Incorporating Nature in modern day design structure can bring the much needed ‘Calm’
“…the enjoyment of scenery employs the mind without fatigue and yet exercises it, tranquilizes it and yet enlivens it; and thus, through the influence of the mind over the body, gives the effect of refreshing rest and reinvigoration to the whole system”– Frederick Law Olmsted
The demand for natural resources in today’s time has disproportionately created imbalances in nature. This increased demand reinforces the need to care for the environment with an even greater passion.
Even though technology and innovation are touted to bring solutions to our current economic and environmental challenges. To achieve efficiency-based sustainability, solutions must be created to match or exceed impacts caused by global conditions in order to offset increased demand for economic growth and natural resource conservation for future generations.
With the emergence of the green building movement in the early 1990s, linkages were made between improved environmental quality and worker productivity. While the financial gains due to productivity improvements were considered significant, productivity was identified as a placeholder for health and well-being, which have even broader impact. The healing power of a connection with nature was established by Roger Ulrich’s landmark study comparing recovery rates of patients with and without a view to nature.
The translation of biophilia as a hypothesis into design of the built environment took shape as Stephen Kellert in his book on biophilic design identified more than 70 different mechanisms for engendering a biophilic experience, and contributing authors William Browning and Jenifer Seal-Cramer outlined three classifications of user experience: Nature in the Space, Natural Analogues, and Nature of the Space.

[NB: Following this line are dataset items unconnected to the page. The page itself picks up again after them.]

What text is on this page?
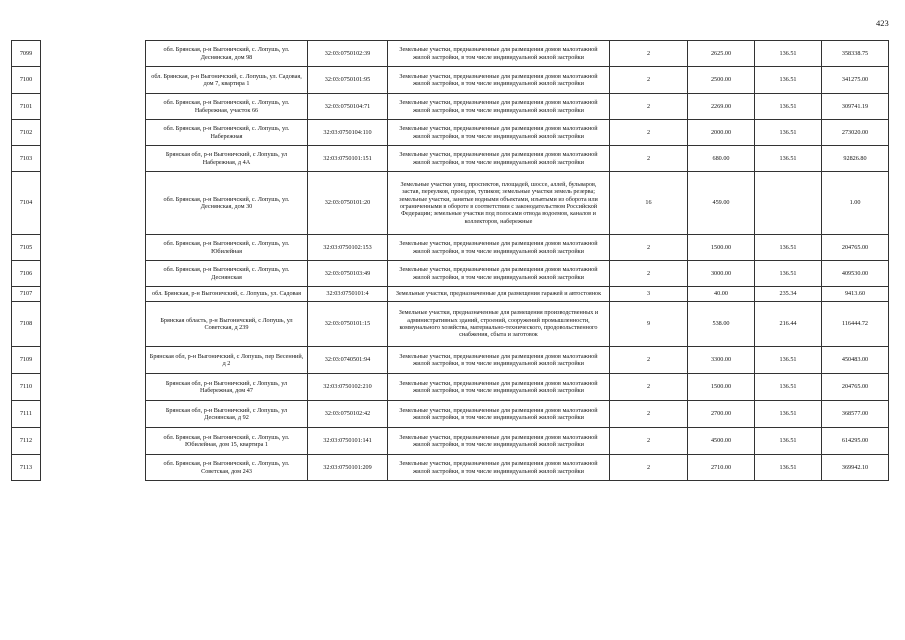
423
7099		обл. Брянская, р-н Выгоничский, с. Лопушь, ул. Деснянская, дом 98	32:03:0750102:39	Земельные участки, предназначенные для размещения домов малоэтажной жилой застройки, в том числе индивидуальной жилой застройки	2	2625.00	136.51	358338.75
7100		обл. Брянская, р-н Выгоничский, с. Лопушь, ул. Садовая, дом 7, квартира 1	32:03:0750101:95	Земельные участки, предназначенные для размещения домов малоэтажной жилой застройки, в том числе индивидуальной жилой застройки	2	2500.00	136.51	341275.00
7101		обл. Брянская, р-н Выгоничский, с. Лопушь, ул. Набережная, участок 66	32:03:0750104:71	Земельные участки, предназначенные для размещения домов малоэтажной жилой застройки, в том числе индивидуальной жилой застройки	2	2269.00	136.51	309741.19
7102		обл. Брянская, р-н Выгоничский, с. Лопушь, ул. Набережная	32:03:0750104:110	Земельные участки, предназначенные для размещения домов малоэтажной жилой застройки, в том числе индивидуальной жилой застройки	2	2000.00	136.51	273020.00
7103		Брянская обл, р-н Выгоничский, с Лопушь, ул Набережная, д 4А	32:03:0750101:151	Земельные участки, предназначенные для размещения домов малоэтажной жилой застройки, в том числе индивидуальной жилой застройки	2	680.00	136.51	92826.80
7104		обл. Брянская, р-н Выгоничский, с. Лопушь, ул. Деснянская, дом 30	32:03:0750101:20	Земельные участки улиц, проспектов, площадей, шоссе, аллей, бульваров, застав, переулков, проездов, тупиков; земельные участки земель резерва; земельные участки, занятые водными объектами, изъятыми из оборота или ограниченными в обороте в соответствии с законодательством Российской Федерации; земельные участки под полосами отвода водоемов, каналов и коллекторов, набережные	16	459.00		1.00
7105		обл. Брянская, р-н Выгоничский, с. Лопушь, ул. Юбилейная	32:03:0750102:153	Земельные участки, предназначенные для размещения домов малоэтажной жилой застройки, в том числе индивидуальной жилой застройки	2	1500.00	136.51	204765.00
7106		обл. Брянская, р-н Выгоничский, с. Лопушь, ул. Деснянская	32:03:0750103:49	Земельные участки, предназначенные для размещения домов малоэтажной жилой застройки, в том числе индивидуальной жилой застройки	2	3000.00	136.51	409530.00
7107		обл. Брянская, р-н Выгоничский, с. Лопушь, ул. Садовая	32:03:0750101:4	Земельные участки, предназначенные для размещения гаражей и автостоянок	3	40.00	235.34	9413.60
7108		Брянская область, р-н Выгоничский, с Лопушь, ул Советская, д 239	32:03:0750101:15	Земельные участки, предназначенные для размещения производственных и административных зданий, строений, сооружений промышленности, коммунального хозяйства, материально-технического, продовольственного снабжения, сбыта и заготовок	9	538.00	216.44	116444.72
7109		Брянская обл, р-н Выгоничский, с Лопушь, пер Весенний, д 2	32:03:0740501:94	Земельные участки, предназначенные для размещения домов малоэтажной жилой застройки, в том числе индивидуальной жилой застройки	2	3300.00	136.51	450483.00
7110		Брянская обл, р-н Выгоничский, с Лопушь, ул Набережная, дом 47	32:03:0750102:210	Земельные участки, предназначенные для размещения домов малоэтажной жилой застройки, в том числе индивидуальной жилой застройки	2	1500.00	136.51	204765.00
7111		Брянская обл, р-н Выгоничский, с Лопушь, ул Деснянская, д 92	32:03:0750102:42	Земельные участки, предназначенные для размещения домов малоэтажной жилой застройки, в том числе индивидуальной жилой застройки	2	2700.00	136.51	368577.00
7112		обл. Брянская, р-н Выгоничский, с. Лопушь, ул. Юбилейная, дом 15, квартира 1	32:03:0750101:141	Земельные участки, предназначенные для размещения домов малоэтажной жилой застройки, в том числе индивидуальной жилой застройки	2	4500.00	136.51	614295.00
7113		обл. Брянская, р-н Выгоничский, с. Лопушь, ул. Советская, дом 243	32:03:0750101:209	Земельные участки, предназначенные для размещения домов малоэтажной жилой застройки, в том числе индивидуальной жилой застройки	2	2710.00	136.51	369942.10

The last decade has seen a steady growth in work around and the intersections of neuroscience and architecture, both in research and in practice; even green building standards have begun to incorporate biophilia, predominantly for its contribution to indoor environmental quality and connection to place.
Most recently, biophilic design is being championed as a complementary strategy for addressing workplace stress, student performance, patient recovery, community cohesiveness and other familiar challenges to health and overall well-being.
In the context of Biophilic Design, it defines nature as living organisms and non-living components of an ecosystem – inclusive of everything from the sun and moon and seasonal arroyos, to managed forests and urban raingardens, to Nemo’s fishbowl habitat.
Biophilic design can be organized into three categories – Nature in the Space, Natural Analogues, and Nature of the Space – providing a framework for understanding and enabling thoughtful incorporation of a rich diversity of strategies into the built environment.
Nature in the Space
Nature in the Space addresses the direct, physical and ephemeral presence of nature in a space or place. This includes plant life, water and animals, as well as breezes, sounds, scents and other natural elements. Common examples include potted plants, flowerbeds, bird feeders, butterfly gardens, water features, fountains, aquariums, courtyard gardens and green walls or vegetated roofs. The strongest Nature in the Space experiences are achieved through the creation of meaningful, direct connections with these natural elements, particularly through diversity, movement and multi-sensory interactions.
Nature in the Space encompasses seven biophilic design patterns:
Natural Analogues addresses organic, non-living and indirect evocations of nature. Objects, materials, colors, shapes, sequences and patterns found in nature, manifest as artwork, ornamentation, furniture, décor, and textiles in the built environment. Mimicry of shells and leaves, furniture with organic shapes, and natural materials that have been processed or extensively altered (e.g., wood planks, granite tabletops), each provide an indirect connection with nature: while they are real, they are only analogous of the items in their ‘natural’ state. The strongest Natural Analogue experiences are achieved by providing information richness in an organized and sometimes evolving manner.
Natural Analogues encompasses three patterns of biophilic design:
Nature of the Space
Nature of the Space addresses spatial configurations in nature. This includes our innate and learned desire to be able to see beyond our immediate surroundings, our fascination with the slightly dangerous or unknown; obscured views and revelatory moments; and sometimes even phobia-inducing properties when they include a trusted element of safety. The strongest Nature of the Space experiences are achieved through the creation of deliberate and engaging spatial configurations commingled with patterns of Nature in the Space and Natural Analogues.
Nature of the Space encompasses four biophilic design patterns:
Prospect. An unimpeded view over a distance, for surveillance and planning.
Refuge. A place for withdrawal from environmental conditions or the main flow of activity, in which the individual is protected from behind and overhead.
Mystery. The promise of more information, achieved through partially obscured views or other sensory devices that entice the individual to travel deeper into the environment.
Risk/Peril. An identifiable threat coupled with a reliable safeguard.
Businesses at the vanguard of work place design such as Apple, Google and Amazon are investing heavily in Biophilic Design elements. These principles are shown to improve worker concentration, engagement and cognitive ability but also to attract and retain staff in the “war for talent”.
Incorporating direct or indirect elements of nature into the built environment have been demonstrated through research to reduce stress, blood pressure levels and heart rates, whilst increasing productivity, creativity and self reported rates of well-being.